On my first trip to Amsterdam in 1999 the first thing I did after landing in Schiphol Airport was take a piss. I headed straight for the men’s room and unleashed the dragon in the urinal. Looking down I noticed an insect in chilling on the porcelain, just slightly northwest of the drain. Subconsciously I directed my stream of warm piss towards the creature, eager to douse him in a golden shower. As I drew closer the critter did not budge and the piss landed on it dead on. I took a closer look only to find that what I had been targeting was actually a picture of a fly on the urinal. I looked to the urinals on either side of me and observed that both of them have the same image on exactly the same spot. WOW! How fucking smart these stoned Dutch people must be to have figured out that men will instinctively shoot straight for the insect when taking a piss. My first impression of Amsterdam was a good one, and as you can imagine things only got more surreal as my stay there progressed.
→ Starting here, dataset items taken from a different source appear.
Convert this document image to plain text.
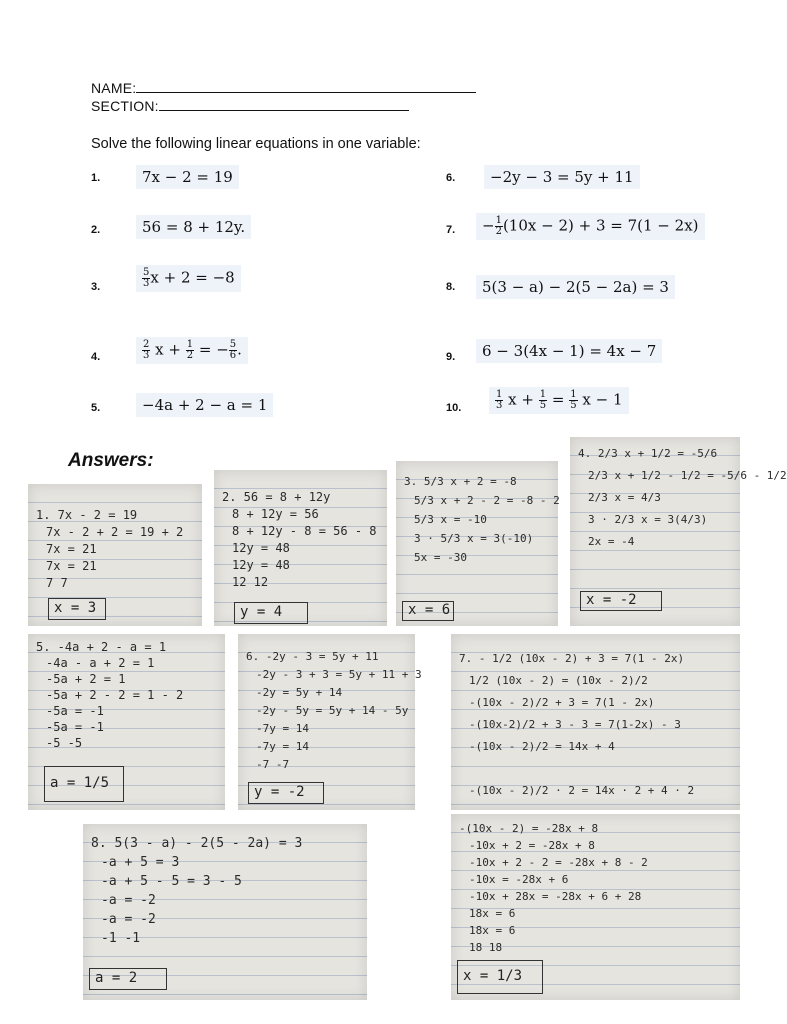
NAME:
SECTION:
Solve the following linear equations in one variable:
1.	7x − 2 = 19
2.	56 = 8 + 12y.
3.	$\frac{5}{3}$ x + 2 = −8
4.	$\frac{2}{3}$ $x + \frac{1}{2}$ = − $\frac{5}{6}$ .
5.	−4a + 2 − a = 1
6.	−2y − 3 = 5y + 11
7.	− $\frac{1}{2} (10x - 2) + 3 = 7(1 - 2x)$
8.	5(3 − a) − 2(5 − 2a) = 3
9.	6 − 3(4x − 1) = 4x − 7
10.	$\frac{1}{3}$ $x + \frac{1}{5} = \frac{1}{5}$ x − 1
Answers:
1. 7x - 2 = 19
7x - 2 + 2 = 19 + 2
7x = 21
7x = 21
7 7
x = 3
2. 56 = 8 + 12y
8 + 12y = 56
8 + 12y - 8 = 56 - 8
12y = 48
12y = 48
12 12
y = 4
3. 5/3 x + 2 = -8
5/3 x + 2 - 2 = -8 - 2
5/3 x = -10
3 · 5/3 x = 3(-10)
5x = -30
x = 6
4. 2/3 x + 1/2 = -5/6
2/3 x + 1/2 - 1/2 = -5/6 - 1/2
2/3 x = 4/3
3 · 2/3 x = 3(4/3)
2x = -4
x = -2
5. -4a + 2 - a = 1
-4a - a + 2 = 1
-5a + 2 = 1
-5a + 2 - 2 = 1 - 2
-5a = -1
-5a = -1
-5 -5
a = 1/5
6. -2y - 3 = 5y + 11
-2y - 3 + 3 = 5y + 11 + 3
-2y = 5y + 14
-2y - 5y = 5y + 14 - 5y
-7y = 14
-7y = 14
-7 -7
y = -2
7. - 1/2 (10x - 2) + 3 = 7(1 - 2x)
1/2 (10x - 2) = (10x - 2)/2
-(10x - 2)/2 + 3 = 7(1 - 2x)
-(10x-2)/2 + 3 - 3 = 7(1-2x) - 3
-(10x - 2)/2 = 14x + 4
-(10x - 2)/2 · 2 = 14x · 2 + 4 · 2
8. 5(3 - a) - 2(5 - 2a) = 3
-a + 5 = 3
-a + 5 - 5 = 3 - 5
-a = -2
-a = -2
-1 -1
a = 2
-(10x - 2) = -28x + 8
-10x + 2 = -28x + 8
-10x + 2 - 2 = -28x + 8 - 2
-10x = -28x + 6
-10x + 28x = -28x + 6 + 28
18x = 6
18x = 6
18 18
x = 1/3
The only variation to that theme I have seen is in Aphrodite, the bar at Club Rasuna in Jakarta. They actually have a goal post with a urinal cake ball hanging from a string in it. How many times have I stood there cheering for myself as I keep the ball bouncing in and out of the posts? Such is the importance of making a man piss straight. When I pictured rooms full of scientists quantifying solutions to the problem, it just blew me away. My thoughts were brought back to light during my most recent trip to Macau when I saw this urinal pad below me. Messages on TV screens, radios, and the sides of busses will just not cut it.
When you really want to reach into mans mind, this is the only way to do it. I WILL say NO to drugs!!!
2 comments:
dude thats nasty, you should have at least flushed before sharing your close up pee pee shot
busted. bro, by the time i got to the urinal i was so desperate to go. I had been holding since before I put on the suit for the jump. I only noticed the pad after i released.